C’est dans ce cadre que naît le plan Pons, du nom de Paul-Marie Pons, directeur adjoint des industries mécaniques et électriques. Unique en Europe, ce plan quinquennal vise à rationaliser une industrie alors jugée trop dispersée : la France compte encore 22 constructeurs de voitures particulières et 28 fabricants de camions. L’objectif est clair : réduire le nombre d’acteurs, spécialiser les marques et concentrer la production sur quelques modèles stratégiques.
Nationalisations, regroupements et spécialisation
Le plan Pons s’inscrit dans un contexte politique fort. Louis Renault est accusé de collaboration avec l’occupant allemand. Son entreprise est confisquée par l’État et devient la Régie nationale des usines Renault, symbole de la nouvelle place de l’État dans l’économie. Une politique de décentralisation industrielle est engagée pour limiter l’expansion des grandes usines parisiennes et favoriser l’implantation en province, tout en réduisant les activités polluantes.
D’autres constructeurs comme Berliet ou Simca sont inquiétés, sans pour autant être nationalisés. Le plan Pons impose une répartition précise des rôles : Renault et Citroën produisent les voitures particulières, Peugeot se spécialise dans les camions aux côtés de Hotchkiss, Latil et Saurer. Berliet coopère avec Rochet-Schneider et Isobloc. Simca et Panhard prennent la tête de groupements rassemblant de petits constructeurs.
L’exportation devient une priorité nationale. Citroën écoule ainsi 87 % de ses Traction Avant à l’étranger, au point que les délais de livraison s’allongent considérablement. Dans le même temps, les méthodes de production s’inspirent de plus en plus du modèle américain : standardisation, rationalisation et augmentation des cadences.
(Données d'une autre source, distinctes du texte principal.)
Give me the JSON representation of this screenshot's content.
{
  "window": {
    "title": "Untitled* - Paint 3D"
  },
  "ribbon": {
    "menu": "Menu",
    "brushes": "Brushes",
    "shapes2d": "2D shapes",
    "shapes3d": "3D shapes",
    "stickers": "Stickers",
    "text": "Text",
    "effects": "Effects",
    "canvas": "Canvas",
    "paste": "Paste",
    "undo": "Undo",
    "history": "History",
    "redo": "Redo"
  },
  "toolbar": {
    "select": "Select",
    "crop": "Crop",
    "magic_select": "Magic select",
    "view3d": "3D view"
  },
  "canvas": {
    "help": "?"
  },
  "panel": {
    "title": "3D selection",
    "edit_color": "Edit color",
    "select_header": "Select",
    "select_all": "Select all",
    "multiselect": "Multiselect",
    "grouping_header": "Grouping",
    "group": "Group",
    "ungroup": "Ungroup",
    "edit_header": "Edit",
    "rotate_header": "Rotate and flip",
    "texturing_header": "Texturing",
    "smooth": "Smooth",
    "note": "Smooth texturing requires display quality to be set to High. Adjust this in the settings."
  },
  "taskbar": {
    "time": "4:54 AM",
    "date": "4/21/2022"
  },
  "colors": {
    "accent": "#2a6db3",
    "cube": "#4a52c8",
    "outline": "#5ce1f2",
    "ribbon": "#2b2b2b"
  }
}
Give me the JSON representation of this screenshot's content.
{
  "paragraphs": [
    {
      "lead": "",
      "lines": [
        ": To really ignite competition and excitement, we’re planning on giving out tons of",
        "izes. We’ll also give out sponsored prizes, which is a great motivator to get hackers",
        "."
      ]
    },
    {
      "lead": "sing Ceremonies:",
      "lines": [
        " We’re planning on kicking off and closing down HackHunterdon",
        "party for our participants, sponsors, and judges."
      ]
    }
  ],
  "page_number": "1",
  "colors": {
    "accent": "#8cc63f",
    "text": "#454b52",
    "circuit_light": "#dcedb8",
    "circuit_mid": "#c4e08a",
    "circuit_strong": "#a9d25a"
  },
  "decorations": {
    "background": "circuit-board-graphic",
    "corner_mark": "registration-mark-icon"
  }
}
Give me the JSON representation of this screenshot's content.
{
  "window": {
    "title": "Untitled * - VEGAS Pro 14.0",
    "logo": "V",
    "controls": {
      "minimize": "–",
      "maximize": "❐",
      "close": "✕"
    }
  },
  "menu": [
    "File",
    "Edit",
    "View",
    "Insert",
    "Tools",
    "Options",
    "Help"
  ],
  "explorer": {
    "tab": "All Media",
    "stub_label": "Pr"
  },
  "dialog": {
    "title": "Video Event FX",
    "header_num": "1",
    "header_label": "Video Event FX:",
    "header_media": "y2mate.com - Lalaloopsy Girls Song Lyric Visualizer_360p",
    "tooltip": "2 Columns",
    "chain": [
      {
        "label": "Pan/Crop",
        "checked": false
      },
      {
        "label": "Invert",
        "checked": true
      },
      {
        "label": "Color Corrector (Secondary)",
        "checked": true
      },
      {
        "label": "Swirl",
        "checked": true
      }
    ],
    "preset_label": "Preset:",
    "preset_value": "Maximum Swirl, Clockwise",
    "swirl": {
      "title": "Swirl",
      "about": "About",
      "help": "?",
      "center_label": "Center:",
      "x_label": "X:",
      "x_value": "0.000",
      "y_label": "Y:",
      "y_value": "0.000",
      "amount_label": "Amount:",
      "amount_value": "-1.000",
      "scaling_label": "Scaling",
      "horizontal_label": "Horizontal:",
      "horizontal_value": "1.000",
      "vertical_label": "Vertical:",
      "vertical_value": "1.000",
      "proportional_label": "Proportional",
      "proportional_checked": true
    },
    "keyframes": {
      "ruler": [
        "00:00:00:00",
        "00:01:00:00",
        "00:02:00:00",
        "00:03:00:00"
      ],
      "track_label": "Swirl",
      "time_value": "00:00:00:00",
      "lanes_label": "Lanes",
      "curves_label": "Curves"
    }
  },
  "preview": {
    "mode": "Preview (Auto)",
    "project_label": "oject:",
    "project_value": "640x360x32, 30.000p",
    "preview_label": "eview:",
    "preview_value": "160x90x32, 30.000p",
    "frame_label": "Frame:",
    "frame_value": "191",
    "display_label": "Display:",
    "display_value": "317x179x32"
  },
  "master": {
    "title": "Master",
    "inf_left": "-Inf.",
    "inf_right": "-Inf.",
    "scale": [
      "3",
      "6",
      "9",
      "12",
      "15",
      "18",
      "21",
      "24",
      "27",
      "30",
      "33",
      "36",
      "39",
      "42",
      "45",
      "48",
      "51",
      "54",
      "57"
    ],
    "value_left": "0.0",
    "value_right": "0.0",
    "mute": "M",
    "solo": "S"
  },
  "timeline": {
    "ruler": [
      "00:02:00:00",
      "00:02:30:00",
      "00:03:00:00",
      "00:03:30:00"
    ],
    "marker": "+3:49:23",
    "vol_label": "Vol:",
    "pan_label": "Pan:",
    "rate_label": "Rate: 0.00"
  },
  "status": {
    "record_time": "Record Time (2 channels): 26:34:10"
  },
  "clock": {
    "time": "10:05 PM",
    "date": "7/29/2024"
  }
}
Renault double sa production quotidienne de 4CV, passant de 300 à 600 voitures par jour.
1946 : le Salon de l’automobile, vitrine de l’espoir retrouvé
Après 8 années d’interruption, le Salon de l’automobile de Paris rouvre ses portes en 1946. Malgré la pénurie de matières premières et les restrictions, l’événement attire près d’un million de visiteurs. Pour les Français, c’est un souffle d’optimisme, la promesse d’un avenir plus mobile et plus moderne.
Les constructeurs français dominent le salon, mais des marques étrangères sont également présentes, notamment américaines. Les modèles venus d’outre-Atlantique, très coûteux, fascinent néanmoins le public et incarnent une Amérique conquérante et technologiquement en avance.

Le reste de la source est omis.